Books give us a sense of our place in the world as well as identify what it is that links us to our physical environment. I always cite Listening to Country by Ros Moriarty as one of my top five books because it resonates with me so much about my sense of family: “Belonging – narnu-yuwa: I belong to a place in the mind of my ancestors. My life fulfills the imagination of the generations who came before me, and whose spirit I carry forward. They prepared a special place for me, through their hope, dreams and love.” It is remarkable to feel a connection through Ros’ writing with the philosophies of her husband’s Aboriginal family.
Equally, books transport us to places completely unknown to us and illuminate the world as inhabited by people far distant from our existence. The story, as told by Roger Hutchinson, of a man on the Hebridean island of Raasay who built a road – Calum’s Road – could not be further from my daily life. Yet, this remarkable man and the story of his life is nothing short of captivating and uplifting. It is the simplicity of his life that is so entrancing: “Calum MacLeod – man, road-builder and writer – could be described as quintessentially Gaelic, the flag-bearer of past generations, not folding to bureaucracy but building a road with heroic determination in spite of what the critics said, in spite of the bureaucrats…he is a man who writes passionately of his own people, seeing each individual in his own right. Because of his own extraordinary achievements he has won the distinction of becoming a hero in his own lifetime.” (Campbell Sandilands quoted by Roger Hutchinson).
To immerse yourself in a novel is to suspend worry and activity and to allow yourself to travel into the world the writer has created:
“Even in high summer, Tintagel was a haunted place; Igraine, Lady of Duke Gorlois, looked out over the sea from the headland.” The Mists of Avalon, Marion Bradley
“So now get up. Felled, dazed, silent, he has fallen; knocked full length on the cobbles of the yard. His head turns sideways; his eyes are turned towards the gate, as if someone might arrive to help him out. One blow, properly placed, could kill him now.” Wolf Hall, Hilary Mantel
“I used to love this season. The wood stacked by the door, the tang of its sap still speaking of the forest. The hay made, all golden in the low afternoon light.” Year of Wonders, Geraldine Brooks
“Assistant Reverend Thorvardur Jonsson was inside the small farmstead adjoined to the church of Breidabolstadur, repairing the hearth with new stones, when he heard his father clear his throat in the doorway.” Burial Rites, Hannah Kent.

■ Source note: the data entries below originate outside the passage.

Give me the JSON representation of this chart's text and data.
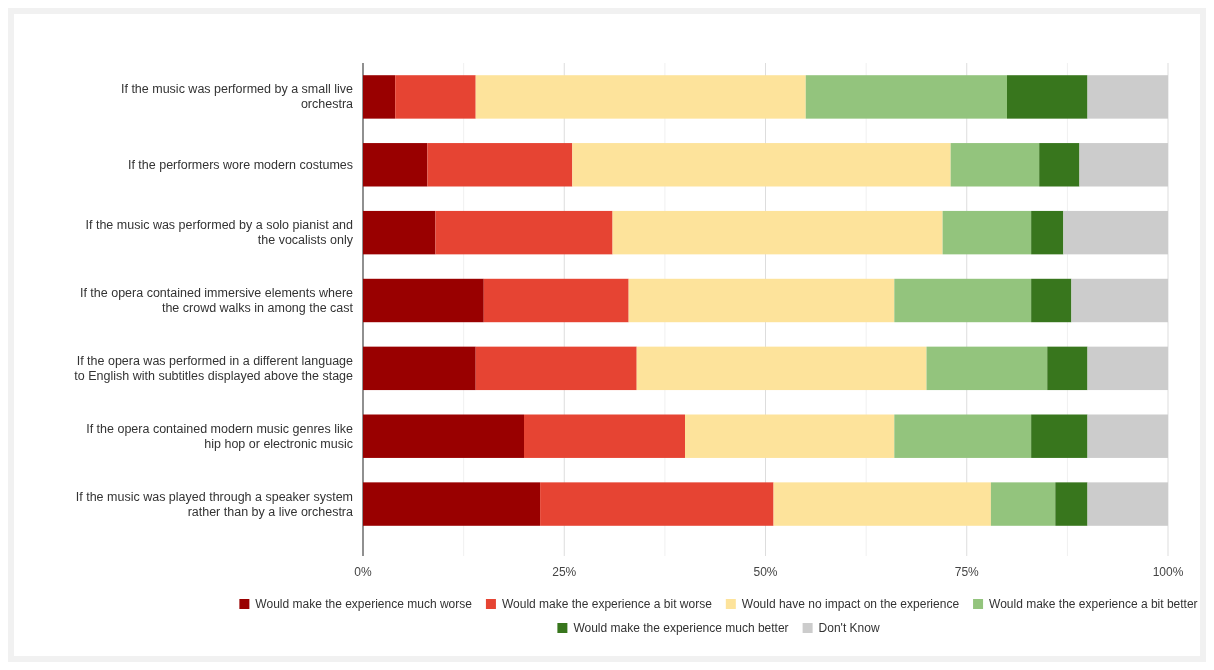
{
  "chart_data": {
    "type": "bar",
    "orientation": "horizontal",
    "stacked": true,
    "categories": [
      "If the music was performed by a small live orchestra",
      "If the performers wore modern costumes",
      "If the music was performed by a solo pianist and the vocalists only",
      "If the opera contained immersive elements where the crowd walks in among the cast",
      "If the opera was performed in a different language to English with subtitles displayed above the stage",
      "If the opera contained modern music genres like hip hop or electronic music",
      "If the music was played through a speaker system rather than by a live orchestra"
    ],
    "series": [
      {
        "name": "Would make the experience much worse",
        "color": "#990000",
        "values": [
          4,
          8,
          9,
          15,
          14,
          20,
          22
        ]
      },
      {
        "name": "Would make the experience a bit worse",
        "color": "#e64433",
        "values": [
          10,
          18,
          22,
          18,
          20,
          20,
          29
        ]
      },
      {
        "name": "Would have no impact on the experience",
        "color": "#fde39b",
        "values": [
          41,
          47,
          41,
          33,
          36,
          26,
          27
        ]
      },
      {
        "name": "Would make the experience a bit better",
        "color": "#93c47d",
        "values": [
          25,
          11,
          11,
          17,
          15,
          17,
          8
        ]
      },
      {
        "name": "Would make the experience much better",
        "color": "#38761d",
        "values": [
          10,
          5,
          4,
          5,
          5,
          7,
          4
        ]
      },
      {
        "name": "Don't Know",
        "color": "#cccccc",
        "values": [
          10,
          11,
          13,
          12,
          10,
          10,
          10
        ]
      }
    ],
    "xlim": [
      0,
      100
    ],
    "xticks": [
      {
        "value": 0,
        "label": "0%"
      },
      {
        "value": 12.5,
        "label": null
      },
      {
        "value": 25,
        "label": "25%"
      },
      {
        "value": 37.5,
        "label": null
      },
      {
        "value": 50,
        "label": "50%"
      },
      {
        "value": 62.5,
        "label": null
      },
      {
        "value": 75,
        "label": "75%"
      },
      {
        "value": 87.5,
        "label": null
      },
      {
        "value": 100,
        "label": "100%"
      }
    ],
    "grid": "x",
    "legend": "bottom"
  }
}
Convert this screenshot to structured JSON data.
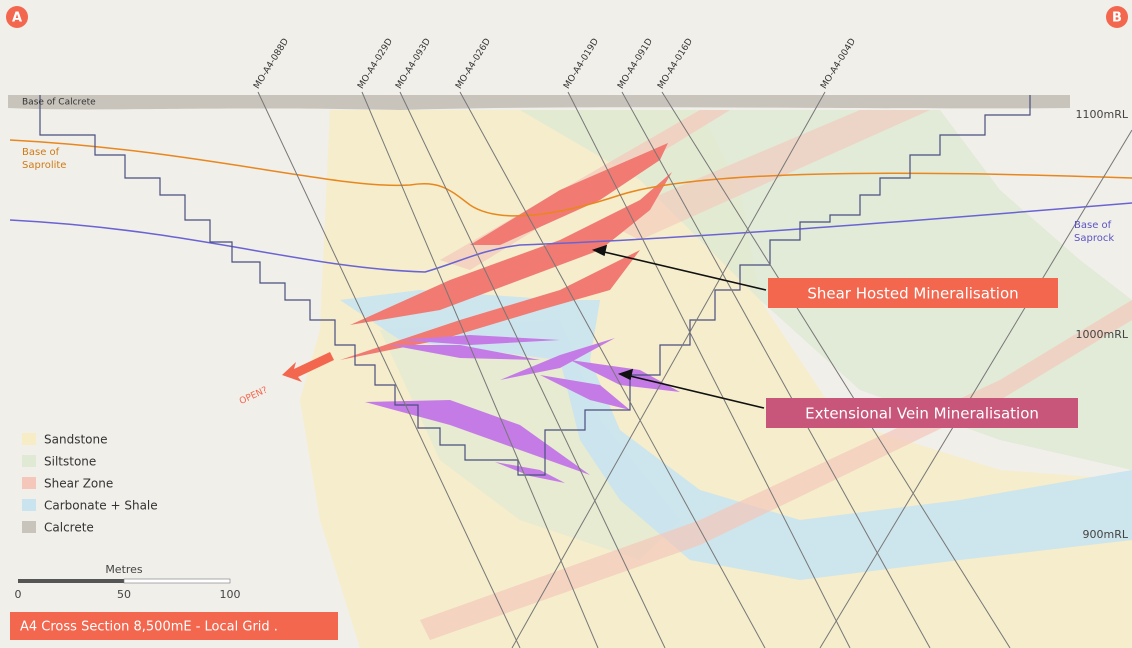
{
  "corners": {
    "left": "A",
    "right": "B"
  },
  "drillholes": [
    "MO-A4-088D",
    "MO-A4-029D",
    "MO-A4-093D",
    "MO-A4-026D",
    "MO-A4-019D",
    "MO-A4-091D",
    "MO-A4-016D",
    "MO-A4-004D"
  ],
  "boundaries": {
    "calcrete": "Base of Calcrete",
    "saprolite": "Base of Saprolite",
    "saprock": "Base of Saprock"
  },
  "elevations": [
    "1100mRL",
    "1000mRL",
    "900mRL"
  ],
  "callouts": [
    "Shear Hosted Mineralisation",
    "Extensional Vein Mineralisation"
  ],
  "open_label": "OPEN?",
  "legend": [
    "Sandstone",
    "Siltstone",
    "Shear Zone",
    "Carbonate + Shale",
    "Calcrete"
  ],
  "scale_bar": {
    "title": "Metres",
    "ticks": [
      0,
      50,
      100
    ]
  },
  "caption": "A4 Cross Section 8,500mE - Local Grid ."
}
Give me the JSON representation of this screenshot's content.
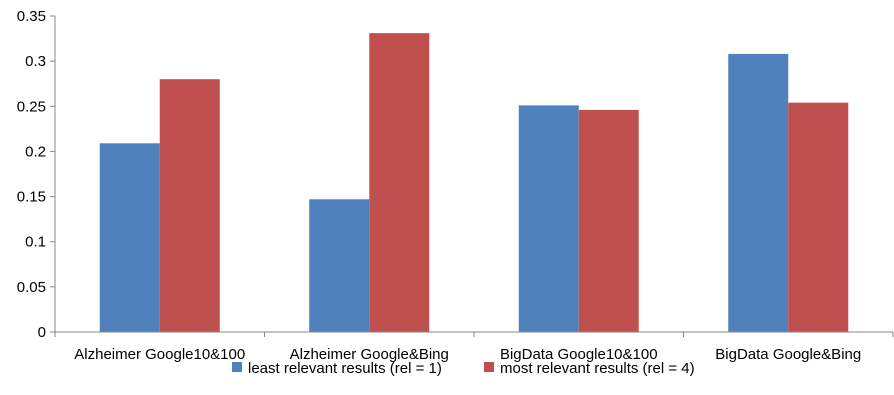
{
  "chart_data": {
    "type": "bar",
    "title": "",
    "xlabel": "",
    "ylabel": "",
    "ylim": [
      0,
      0.35
    ],
    "yticks": [
      "0",
      "0.05",
      "0.1",
      "0.15",
      "0.2",
      "0.25",
      "0.3",
      "0.35"
    ],
    "grid": false,
    "legend_position": "bottom",
    "categories": [
      "Alzheimer Google10&100",
      "Alzheimer Google&Bing",
      "BigData Google10&100",
      "BigData Google&Bing"
    ],
    "series": [
      {
        "name": "least relevant results (rel = 1)",
        "color": "#4f81bd",
        "values": [
          0.209,
          0.147,
          0.251,
          0.308
        ]
      },
      {
        "name": "most relevant results (rel = 4)",
        "color": "#c0504d",
        "values": [
          0.28,
          0.331,
          0.246,
          0.254
        ]
      }
    ]
  }
}
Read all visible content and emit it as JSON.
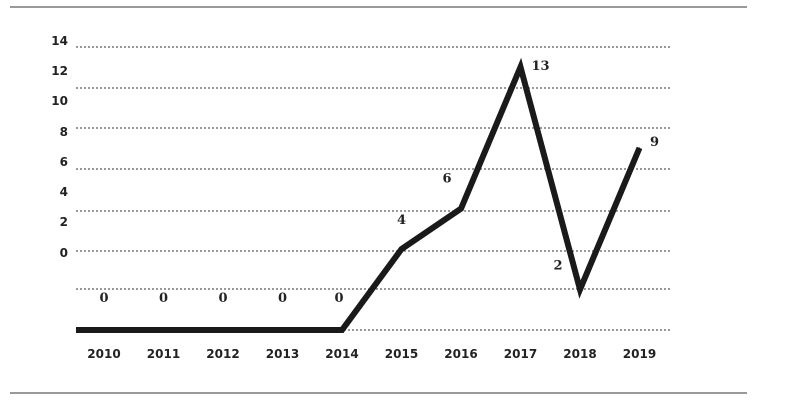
{
  "chart_data": {
    "type": "line",
    "categories": [
      "2010",
      "2011",
      "2012",
      "2013",
      "2014",
      "2015",
      "2016",
      "2017",
      "2018",
      "2019"
    ],
    "values": [
      0,
      0,
      0,
      0,
      0,
      4,
      6,
      13,
      2,
      9
    ],
    "y_tick_labels": [
      "14",
      "12",
      "10",
      "8",
      "6",
      "4",
      "2",
      "0"
    ],
    "data_labels": [
      "0",
      "0",
      "0",
      "0",
      "0",
      "4",
      "6",
      "13",
      "2",
      "9"
    ],
    "grid": true,
    "colors": {
      "line": "#1a1a1a",
      "grid": "#333333",
      "rule": "#333333",
      "text": "#222222"
    }
  }
}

And, then there is Shakespeare:
“Two households, both alike in dignity,
In fair Verona, where we lay our scene,
From ancient grudge break to new mutiny,
Where civil blood makes civil hands unclean.
From forth the fatal loins of these two foes
A pair of star-cross'd lovers take their life;
Whose misadventured piteous overthrows
Do with their death bury their parents' strife.
The fearful passage of their death-mark'd love,
And the continuance of their parents' rage,
Which, but their children's end, nought could remove,
Is now the two hours' traffic of our stage;
The which if you with patient ears attend,
What here shall miss, our toil shall strive to mend.” (Romeo and Juliet)
“In a place in La Mancha, the name of which I don't want to recall, there lived, not long ago, one of those gentlemen with a lance on the rack, an old shield, a worn-out horse, and a racing greyhound." (Don Quixote)
This World Book Day, remember the great authors and books that hold meaning for you.